Monday, February 21, 2011

President Zardari to seek nuclear technology cooperation with Japan


President Asif Ali Zardari said Monday that since Japan was negotiating a deal with India to cooperate on peaceful uses of nuclear energy, the similar cooperation should be extended to his country.
“If Japan is willing to cooperate with India in nuclear technology and (is) giving nuclear technology for peaceful purposes, I do not see any reason why we should not deserve the same,” Zardari said in an interview with the Japanese media in Islamabad ahead of his departure for a three-day visit to Japan, published in leading English newspapers here.
“I do not know what questions would be raised during discussion. It depends,” he said when asked if he will raise the question of nuclear technology cooperation during the visit.
President Zardari recognizes that nuclear power is a sensitive issue for the Japanese people and government.

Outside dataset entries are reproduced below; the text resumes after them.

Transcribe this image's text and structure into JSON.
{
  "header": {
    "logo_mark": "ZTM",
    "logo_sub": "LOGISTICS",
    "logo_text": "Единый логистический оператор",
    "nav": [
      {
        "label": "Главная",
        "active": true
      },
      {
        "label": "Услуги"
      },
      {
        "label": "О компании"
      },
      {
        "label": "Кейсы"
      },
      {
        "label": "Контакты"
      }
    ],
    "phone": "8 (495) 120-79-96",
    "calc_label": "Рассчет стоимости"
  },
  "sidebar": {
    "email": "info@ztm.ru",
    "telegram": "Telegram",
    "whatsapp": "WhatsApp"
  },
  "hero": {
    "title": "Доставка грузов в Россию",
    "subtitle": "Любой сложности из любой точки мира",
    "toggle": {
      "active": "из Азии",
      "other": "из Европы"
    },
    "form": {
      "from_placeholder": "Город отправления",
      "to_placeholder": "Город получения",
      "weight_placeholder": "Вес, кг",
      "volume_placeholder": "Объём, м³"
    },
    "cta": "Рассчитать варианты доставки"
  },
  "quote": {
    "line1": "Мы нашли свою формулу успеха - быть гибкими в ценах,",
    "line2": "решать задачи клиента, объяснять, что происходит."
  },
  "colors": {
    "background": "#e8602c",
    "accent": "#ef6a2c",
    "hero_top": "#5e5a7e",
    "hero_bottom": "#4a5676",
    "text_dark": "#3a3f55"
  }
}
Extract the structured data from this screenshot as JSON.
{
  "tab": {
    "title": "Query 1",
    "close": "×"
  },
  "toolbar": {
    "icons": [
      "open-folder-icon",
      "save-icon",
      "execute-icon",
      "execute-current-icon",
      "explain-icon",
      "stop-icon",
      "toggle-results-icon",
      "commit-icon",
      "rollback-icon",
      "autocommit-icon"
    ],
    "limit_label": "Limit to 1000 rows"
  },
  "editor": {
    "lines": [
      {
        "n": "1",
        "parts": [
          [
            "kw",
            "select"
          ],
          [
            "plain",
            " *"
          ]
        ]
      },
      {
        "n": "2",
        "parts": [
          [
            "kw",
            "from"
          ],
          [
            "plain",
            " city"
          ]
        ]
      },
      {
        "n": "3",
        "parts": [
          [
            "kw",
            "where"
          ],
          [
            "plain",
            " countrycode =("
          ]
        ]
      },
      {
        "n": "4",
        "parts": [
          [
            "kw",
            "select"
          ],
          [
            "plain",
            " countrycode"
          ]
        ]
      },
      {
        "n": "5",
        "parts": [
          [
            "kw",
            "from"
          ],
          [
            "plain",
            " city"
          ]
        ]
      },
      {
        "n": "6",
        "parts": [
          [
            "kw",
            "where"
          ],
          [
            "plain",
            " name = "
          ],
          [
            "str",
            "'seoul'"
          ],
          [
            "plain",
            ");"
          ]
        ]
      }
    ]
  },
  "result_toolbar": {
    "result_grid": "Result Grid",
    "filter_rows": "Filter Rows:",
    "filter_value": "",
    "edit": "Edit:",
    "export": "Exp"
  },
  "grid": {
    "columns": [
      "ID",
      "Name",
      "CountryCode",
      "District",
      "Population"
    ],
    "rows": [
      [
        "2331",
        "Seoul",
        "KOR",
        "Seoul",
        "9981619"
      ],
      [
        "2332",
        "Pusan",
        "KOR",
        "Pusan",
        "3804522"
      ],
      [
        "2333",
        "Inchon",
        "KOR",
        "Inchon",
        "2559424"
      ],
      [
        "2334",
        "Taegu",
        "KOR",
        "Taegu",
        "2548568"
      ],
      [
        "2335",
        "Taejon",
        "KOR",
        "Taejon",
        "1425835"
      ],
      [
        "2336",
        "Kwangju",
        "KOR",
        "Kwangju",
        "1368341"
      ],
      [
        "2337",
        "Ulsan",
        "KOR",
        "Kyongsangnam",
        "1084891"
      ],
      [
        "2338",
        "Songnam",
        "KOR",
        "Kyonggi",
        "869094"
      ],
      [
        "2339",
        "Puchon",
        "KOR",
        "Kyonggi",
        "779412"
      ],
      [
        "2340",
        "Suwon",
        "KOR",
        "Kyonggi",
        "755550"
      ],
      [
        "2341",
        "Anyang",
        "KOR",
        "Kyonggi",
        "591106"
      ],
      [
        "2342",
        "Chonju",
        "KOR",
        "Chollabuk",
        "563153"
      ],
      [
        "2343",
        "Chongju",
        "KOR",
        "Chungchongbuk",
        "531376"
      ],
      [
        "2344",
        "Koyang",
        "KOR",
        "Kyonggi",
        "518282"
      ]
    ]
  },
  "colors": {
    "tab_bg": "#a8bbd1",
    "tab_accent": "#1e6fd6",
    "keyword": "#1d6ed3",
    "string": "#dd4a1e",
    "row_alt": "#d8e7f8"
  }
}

Neither India nor Pakistan are signatories to the Nuclear Nonproliferation Treaty, and the talks between Japan and India have triggered an outcry from survivors of the 1945 US atomic bombings of Hiroshima and Nagasaki, who fear such a deal will hamper global efforts to bring about a world without nuclear weapons.
Japanese firms, however, are keen to export nuclear power generation technology and related equipment to India, which plans to build 20 new nuclear power plants by 2020.
The President said Pakistan never wanted to go nuclear but it was forced to do so when arch rival India detonated a nuclear device in 1974 and again in 1998.